Mich beschlich erstmals die Angst.
Bei
weiteren Gegendemonstrationen wurde das Polizeiaufgebot verstärkt, das
USK knüppelte wahllos auf die friedlichen Blockierer*innen ein, die
Quazis bedankten sich höflich für den Polizeischutz und die
Stadtverwaltung rechtfertigte das Ganze damit, dass sie Demos unabhängig
von deren Zielsetzung ermöglichen müssten. Der Oberbürgermeister, der
sich nach dem Pfingstmontag noch in einer Rede bei den jungen
Antifaschist*innen bedankt hatte, wurde in einer öffentlichen
Stadtratssitzung auf diese Polizeigewalt, u.a. gegen Jugendliche,
angesprochen, und meinte daraufhin: da müsste ja auch nicht unbedingt
ein 15jähriger in der ersten Reihe stehen - im gleichen Atemzug wurde
noch die gesamte Familie des besagten Jugendlichen diskreditiert.
Bisher
hatte ich darauf vertraut, dass, wenn ein Unrecht geschieht, die
Polizei und Stadtverwaltung ihr Möglichstes tun, um dieses aufzuklären,
und die Verantwortlichen zur Rechenschaft zu ziehen.

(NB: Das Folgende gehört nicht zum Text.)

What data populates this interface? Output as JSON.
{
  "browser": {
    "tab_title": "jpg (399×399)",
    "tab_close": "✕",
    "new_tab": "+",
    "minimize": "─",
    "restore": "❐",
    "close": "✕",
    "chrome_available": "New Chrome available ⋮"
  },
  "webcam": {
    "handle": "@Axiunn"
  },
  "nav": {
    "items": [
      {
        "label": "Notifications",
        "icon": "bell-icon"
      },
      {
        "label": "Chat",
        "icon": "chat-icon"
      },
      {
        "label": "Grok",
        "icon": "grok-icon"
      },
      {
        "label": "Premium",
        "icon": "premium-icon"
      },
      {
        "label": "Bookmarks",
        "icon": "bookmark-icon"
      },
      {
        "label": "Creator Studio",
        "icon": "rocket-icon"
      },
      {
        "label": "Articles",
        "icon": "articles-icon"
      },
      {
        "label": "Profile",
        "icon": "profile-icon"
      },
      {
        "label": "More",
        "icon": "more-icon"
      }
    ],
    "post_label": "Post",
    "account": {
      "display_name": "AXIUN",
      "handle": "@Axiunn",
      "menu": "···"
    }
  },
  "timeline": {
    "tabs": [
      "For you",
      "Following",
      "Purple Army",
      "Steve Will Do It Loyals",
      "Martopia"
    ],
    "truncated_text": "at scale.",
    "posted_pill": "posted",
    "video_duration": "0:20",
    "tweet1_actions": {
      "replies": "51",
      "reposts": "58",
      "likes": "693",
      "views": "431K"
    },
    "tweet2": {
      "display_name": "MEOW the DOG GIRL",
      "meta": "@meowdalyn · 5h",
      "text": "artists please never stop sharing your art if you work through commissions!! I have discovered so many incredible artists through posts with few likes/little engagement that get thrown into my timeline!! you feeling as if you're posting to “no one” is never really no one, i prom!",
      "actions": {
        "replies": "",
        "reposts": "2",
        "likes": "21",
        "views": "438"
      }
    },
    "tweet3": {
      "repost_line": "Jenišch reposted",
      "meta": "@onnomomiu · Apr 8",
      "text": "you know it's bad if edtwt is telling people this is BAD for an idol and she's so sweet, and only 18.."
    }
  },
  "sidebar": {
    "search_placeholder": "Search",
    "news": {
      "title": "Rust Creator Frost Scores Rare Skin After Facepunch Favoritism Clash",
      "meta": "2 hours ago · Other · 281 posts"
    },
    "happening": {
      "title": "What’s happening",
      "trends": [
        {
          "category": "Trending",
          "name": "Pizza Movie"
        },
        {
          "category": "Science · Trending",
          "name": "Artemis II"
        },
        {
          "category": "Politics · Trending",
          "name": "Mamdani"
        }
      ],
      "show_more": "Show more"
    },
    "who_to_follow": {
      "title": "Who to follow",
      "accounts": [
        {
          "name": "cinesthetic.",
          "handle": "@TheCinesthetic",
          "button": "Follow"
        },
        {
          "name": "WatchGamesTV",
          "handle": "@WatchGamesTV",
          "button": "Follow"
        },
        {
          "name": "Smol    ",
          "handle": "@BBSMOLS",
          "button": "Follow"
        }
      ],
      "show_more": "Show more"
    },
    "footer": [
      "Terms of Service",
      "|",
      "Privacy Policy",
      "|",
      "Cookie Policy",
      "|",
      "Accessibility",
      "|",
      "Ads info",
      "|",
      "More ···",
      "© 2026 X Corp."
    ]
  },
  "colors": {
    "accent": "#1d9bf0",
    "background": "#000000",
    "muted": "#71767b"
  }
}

Deshalb machte mir diese Entwicklung Angst.
In
den letzten Wochen wurden nicht nur nachts und im Dunkeln, sondern
teilweise am helllichten Tag, unter Zeugen und mit Kameraufnahmen,
Mitglieder unterschiedlichster Parteien beim Aufhängen von Wahlplakaten
verbal und körperlich angegriffen. Und jetzt dieser feige Anschlag auf
den Stern, der unschuldige Menschenleben hätte treffen können. Das
zeigt, nicht nur die Grenzen des Sagbaren haben sich verschoben, sondern
auch die Grenzen des Machbaren. Diese Menschen schrecken vor nichts
mehr zurück.
In mir wächst die Angst.
Wie kann es in einer
funktionierenden Demokratie überhaupt soweit kommen? Warum sind diese
Menschen weiterhin wählbar, dürfen auf allen Plattformen uneingeschränkt
ihre Hetze verbreiten?
Ein weiterer Grund warum wir als Letzte
Generation hier vertreten sind: In ihrer Anfang März veröffentlichten
Erklärung geht die Letzte Generation auch darauf ein, dass Klimakrise
und Demokratiekrise zusammen gedacht werden müssen.
Denn im
Faschismus wird es keinen Klimaschutz geben. Man sieht auf Demos z.B.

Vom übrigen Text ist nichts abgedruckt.